Pada pelayanan kedokteran, demi kepentingan hukum (Medikolegal) terdapat dua jenis pelayanan, yaitu pada korban hidup dan korban meninggal dunia, pada korban hidup alur yang telah ditampilkan diatas merupakan penanganan kekerasan berbasis non Pusat Krisis Terpadu (PKT) di rumah sakit dengan memberikan pelayanan kesehatan secara komprehensif pada korban kekerasan, termasuk pengobatan fisik dan psikologis.
Sesuai alur, awal pelayanan setelah korban KDRT datang ke IGD rumah sakit, dokter IGD segera melakukan pemilahan berdasarkan kondisi medis saat datang, apakah masuk pada kategori satu (kritis), pasien dengan kondisi yang memerlukan penanganan segera untuk mencegah cidera atau kecacatan yang sangat serius hingga kematian, kategori dua (darurat), pasien dengan kondisi yang memerlukan penanganan cepat untuk mencegah komplikasi atau kecacatan, kemudian kategori tiga (non-darurat), kondisi yang dapat ditangani dengan prioritas lebih rendah.
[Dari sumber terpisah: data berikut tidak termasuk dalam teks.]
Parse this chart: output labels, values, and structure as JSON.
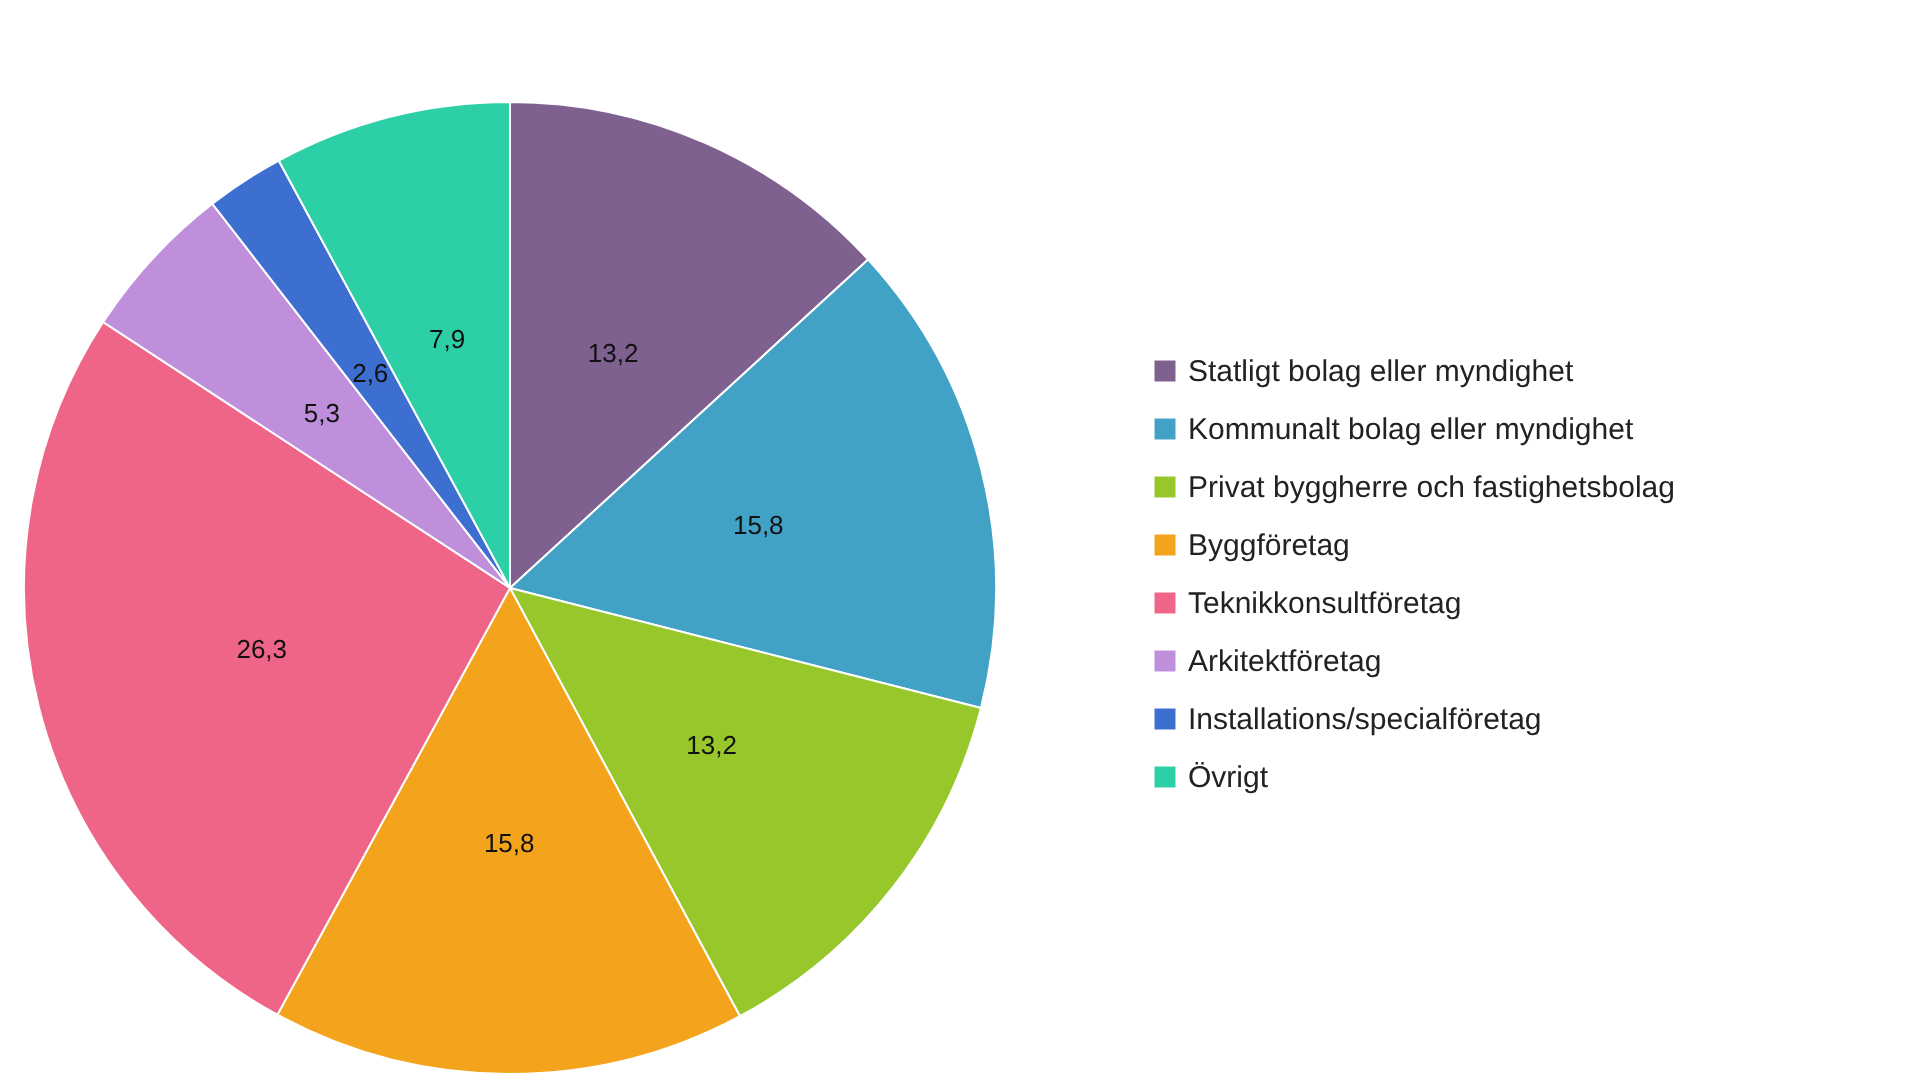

Pada beberapa kondisi, pasien atau korban KDRT datang dengan keluhan trauma atau luka bekas kekerasan yang tanpa diketahui penyebab awal dari kondisi yang dialami, hal tersebut dimaklumi oleh dokter yang memeriksa korban di IGD rumah sakit, karena korban masih mempertimbangkan apakah berterus terang atau tidak memberikan pengakuan dari kekerasan yang dialami dengan berbagai pertimbangan seperti anak yang masih butuh dinafkahi atau pertimbangan alasan lainnya yang telah diutarakan sebelumnya.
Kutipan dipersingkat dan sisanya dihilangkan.